The UK has let developers lead the conversation and the strategy. We have ended up with a mismatch of proposals, in the wrong place, with no co-ordination and no desire to think of better alternatives. Other countries are stealing a march. Holistic network design criteria are adopted and adhered to in North sea countries including Belgium, the Netherlands and Germany. As a result, they choose brownfield sites at the outset for their energy infrastructure hubs and, in doing so, manage to avoid adverse impacts on communities and ecologies.

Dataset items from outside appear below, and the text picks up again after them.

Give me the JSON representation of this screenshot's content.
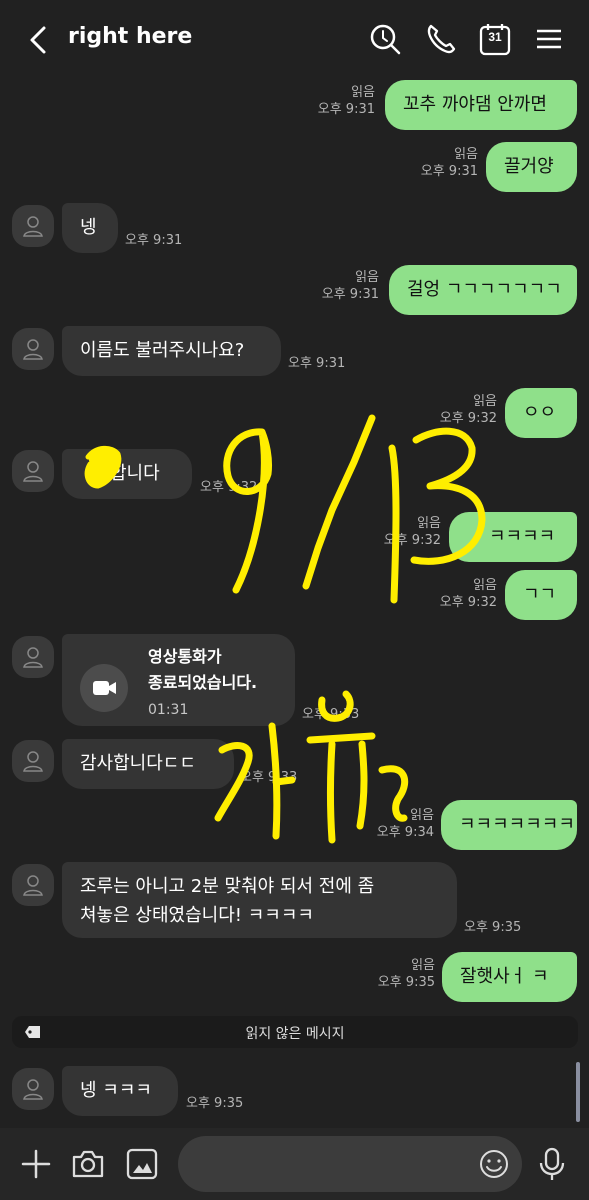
{
  "header": {
    "title": "right here"
  },
  "read_label": "읽음",
  "messages": [
    {
      "text": "꼬추 까야댐 안까면",
      "time": "오후 9:31"
    },
    {
      "text": "끌거양",
      "time": "오후 9:31"
    },
    {
      "text": "넹",
      "time": "오후 9:31"
    },
    {
      "text": "걸엉 ㄱㄱㄱㄱㄱㄱㄱ",
      "time": "오후 9:31"
    },
    {
      "text": "이름도 불러주시나요?",
      "time": "오후 9:31"
    },
    {
      "text": "ㅇㅇ",
      "time": "오후 9:32"
    },
    {
      "text": "합니다",
      "time": "오후 9:32"
    },
    {
      "text": "ㅋㅋㅋㅋ",
      "time": "오후 9:32"
    },
    {
      "text": "ㄱㄱ",
      "time": "오후 9:32"
    },
    {
      "text": "감사합니다ㄷㄷ",
      "time": "오후 9:33"
    },
    {
      "text": "ㅋㅋㅋㅋㅋㅋㅋ",
      "time": "오후 9:34"
    },
    {
      "text": "조루는 아니고 2분 맞춰야 되서 전에 좀",
      "text2": "쳐놓은 상태였습니다! ㅋㅋㅋㅋ",
      "time": "오후 9:35"
    },
    {
      "text": "잘햇사ㅓ ㅋ",
      "time": "오후 9:35"
    },
    {
      "text": "넹 ㅋㅋㅋ",
      "time": "오후 9:35"
    }
  ],
  "video_call": {
    "line1": "영상통화가",
    "line2": "종료되었습니다.",
    "duration": "01:31",
    "time": "오후 9:33"
  },
  "unread_divider": "읽지 않은 메시지",
  "annotations": {
    "date": "9/13",
    "word": "리뷰",
    "color": "#ffee00"
  },
  "colors": {
    "background": "#212121",
    "outgoing_bubble": "#8fe08a",
    "incoming_bubble": "#343434"
  }
}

Places such as Zeebrugge and Rotterdam industrial zones are chosen for building substations, with space to build future projects, including hydrogen storage. Those projects are co-ordinated in order to minimise needless damage, maximise efficiencies and move at pace. For the same reasons, energy developers in the UK should be required to pursue as a first option brownfield hubs where multiple projects can co-exist without any adverse impact on nature.

We need to create a legal duty for developers working in the same area to exchange information, seek opportunities for shared infrastructure, reduce cumulative impact and align timelines. A framework of co-ordination, co-design, community benefit and compensation would mean that communities, town and parish councils and the Government could see the whole picture, not just the smallest of fragments. So many of my constituents are devastated by the cumulative impact that these energy projects within a 10-mile radius are having on nature, and no one organisation has ever looked at it.

We can get this right. If we do, we can deliver on our climate ambitions and protect nature at the same time, but it will require greater leadership, oversight and scrutiny, and greater emphasis on making sure that we co-ordinate, plan and implement a clean, green energy revolution that is strategic and not just whack-a-mole. It must be rooted in knowing the land and the geography, and not in the whims of the developer. Getting this right now will mean better protections for our natural environment, better safeguards for our local communities and a lasting legacy for the next generation.